I have, unfortunately, been disappointed by what has been left out of the discussion thus far.

The reports and comments have focused on how big a company DaVita is and any negative press the company has had in the past. Recently, an opinion piece in the BDN asked questions about local oversight, local care by local people and where the money will go.

The operation will continue to be licensed and inspected by the state of Maine, as it is now, and directed by the same physicians the patients know now. The physicians’ compensation arrangement with DaVita will be the same as it has been with EMMC and ensures that physicians are guiding the course of care, and no one else.

As for keeping local dollars local, the largest portion of any health care budget is wages for the staff providing the care, all of whom are local people. In addition, water, power, rent and other operational costs will also be going to Maine organizations. While these discussions have their place, in my opinion they do nothing to educate the most affected individuals about what they can expect.

As a physician, my primary focus is always the welfare of my patients. The leadership at DaVita has been very open about their practices and welcomed questions about patient care. More than a half dozen of their team, including the regional nephrologist from Connecticut, made the trip to Bangor to answer all of our questions and concerns.

In the world of dialysis, we use various factors such as anemia management, dialysis access type and efficiency of dialysis as metrics to gauge quality of care. The facts are that DaVita consistently has some of the best outcomes in the nation. Their fistula rates — a best practice quality standard for dialysis care — are consistently higher than other providers. This has been shown to decrease infections and hospitalizations and reduce mortality.

I feel these facts should be given more emphasis when we talk about the proposed agreement. While the physicians, RNs and dialysis technicians will remain largely unchanged (most of the staff are planning on working for DaVita) the support that DaVita will be able to provide for other staff — such as dieticians, social workers, home dialysis services — will be augmented. From my perspective as a physician, bringing DaVita to our community is of benefit to my patients. This is a positive development.

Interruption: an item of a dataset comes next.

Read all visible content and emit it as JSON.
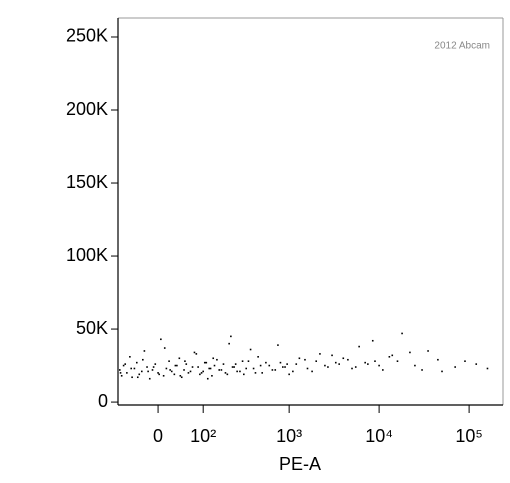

During this entire process EMMC has welcomed our input as nephrologists and has worked to find the best fit with regards to a partner in this agreement. I think the public has a right to know that EMMC did its due diligence and had multiple national providers of dialysis present their vision for the dialysis program.

The decision to divest the dialysis program was not taken lightly. The process of replacing the work of the human kidney through man-made means is incredibly complicated and highly regulated. Due to the increasingly complex and ever-evolving nature of the rules and regulations surrounding dialysis, the hospital concluded — finally, and with the support of our independent nephrology group — that patient care would be best served by going with a national company, with dialysis as its only focus.

Questions about the proposed agreement are both welcome and expected, as change always brings about uncertainty. While there will be some changes to the program during this transition, much will remain familiar. Again, because the staff, physicians and locations will remain largely unchanged, this should ease some of the natural anxiety.

I am confident that partnering with DaVita will allow our dialysis program to grow and adapt to the ever-changing landscape of dialysis and continue to provide outstanding patient care.

Michael McGoldrick, MD practices nephrology in Bangor.